As lutas pela vida, contra o racismo, o sexismo e pelo bem viver sempre pautaram a experiência das mulheres negras, num contexto de diáspora, na América Latina e Caribe. A resistência ao colonialismo e ao penoso regime escravista — que custou milhões de vidas — teve nas mulheres africanas e afro-brasileiras o principal alicerce.
Por quase 400 anos, as mulheres foram organizando, liderando, insurgindo, contestando, tramando, envenenando os senhores, comunicando, recriando valores e cosmovisão africana, tecendo irmandades, ressignificando, alforriando, se rebelando, se aquilombando e, assim, enfraquecendo o regime escravocrata e forçando a formalização da abolição da escravidão.

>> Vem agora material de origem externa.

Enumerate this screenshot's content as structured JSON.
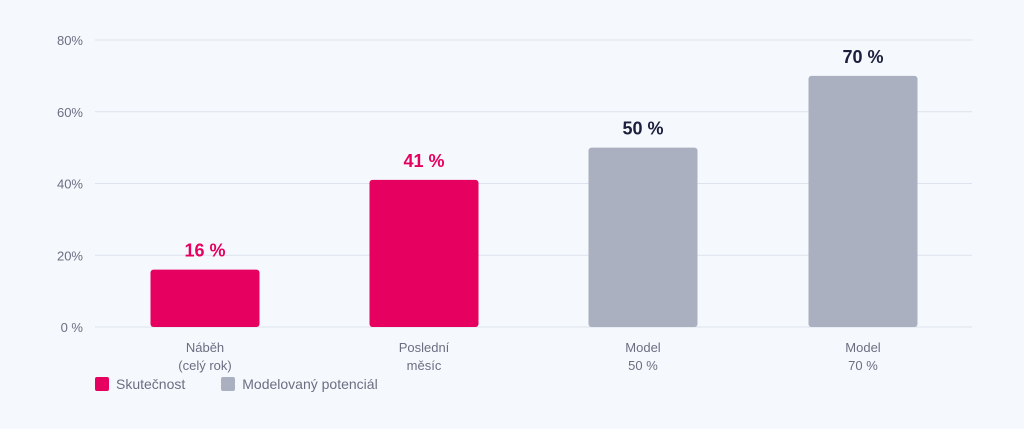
{
  "colors": {
    "actual": "#e6005f",
    "model": "#abb0c0",
    "model_label": "#1b1f3b",
    "axis_text": "#6b6e80",
    "grid": "#dde3ec"
  },
  "legend": {
    "actual_label": "Skutečnost",
    "model_label": "Modelovaný potenciál"
  },
  "chart_data": {
    "type": "bar",
    "ylim": [
      0,
      80
    ],
    "yticks": [
      {
        "value": 0,
        "label": "0 %"
      },
      {
        "value": 20,
        "label": "20%"
      },
      {
        "value": 40,
        "label": "40%"
      },
      {
        "value": 60,
        "label": "60%"
      },
      {
        "value": 80,
        "label": "80%"
      }
    ],
    "grid": true,
    "legend_position": "bottom-left",
    "categories": [
      [
        "Náběh",
        "(celý rok)"
      ],
      [
        "Poslední",
        "měsíc"
      ],
      [
        "Model",
        "50 %"
      ],
      [
        "Model",
        "70 %"
      ]
    ],
    "values": [
      16,
      41,
      50,
      70
    ],
    "data_labels": [
      "16 %",
      "41 %",
      "50 %",
      "70 %"
    ],
    "series_of_bar": [
      "actual",
      "actual",
      "model",
      "model"
    ]
  }
}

Engana-se quem pensa que a experiência de resistência negra e feminina no Brasil ficou no passado. Com a abolição formal, a luta passou a outra etapa sem a incorporação da massa negra ao nascente regime de trabalho formal, e com o acirramento de uma legislação penal racista, que interditava a presença negra na cena pública, impedia sua incorporação ao mundo do trabalho livre, o acesso à educação e criminalizava manifestações culturais e religiosas.
O século 19 representou um projeto estatal de exclusão das pessoas negras recém-impactadas pela alteração formal do regime de trabalho forçado, num sistema de produção de riquezas assentado na desumanização e subalternização, para um regime pretensamente livre, mas que não significou nem liberdade real, nem alteração das condições de vida da população negra.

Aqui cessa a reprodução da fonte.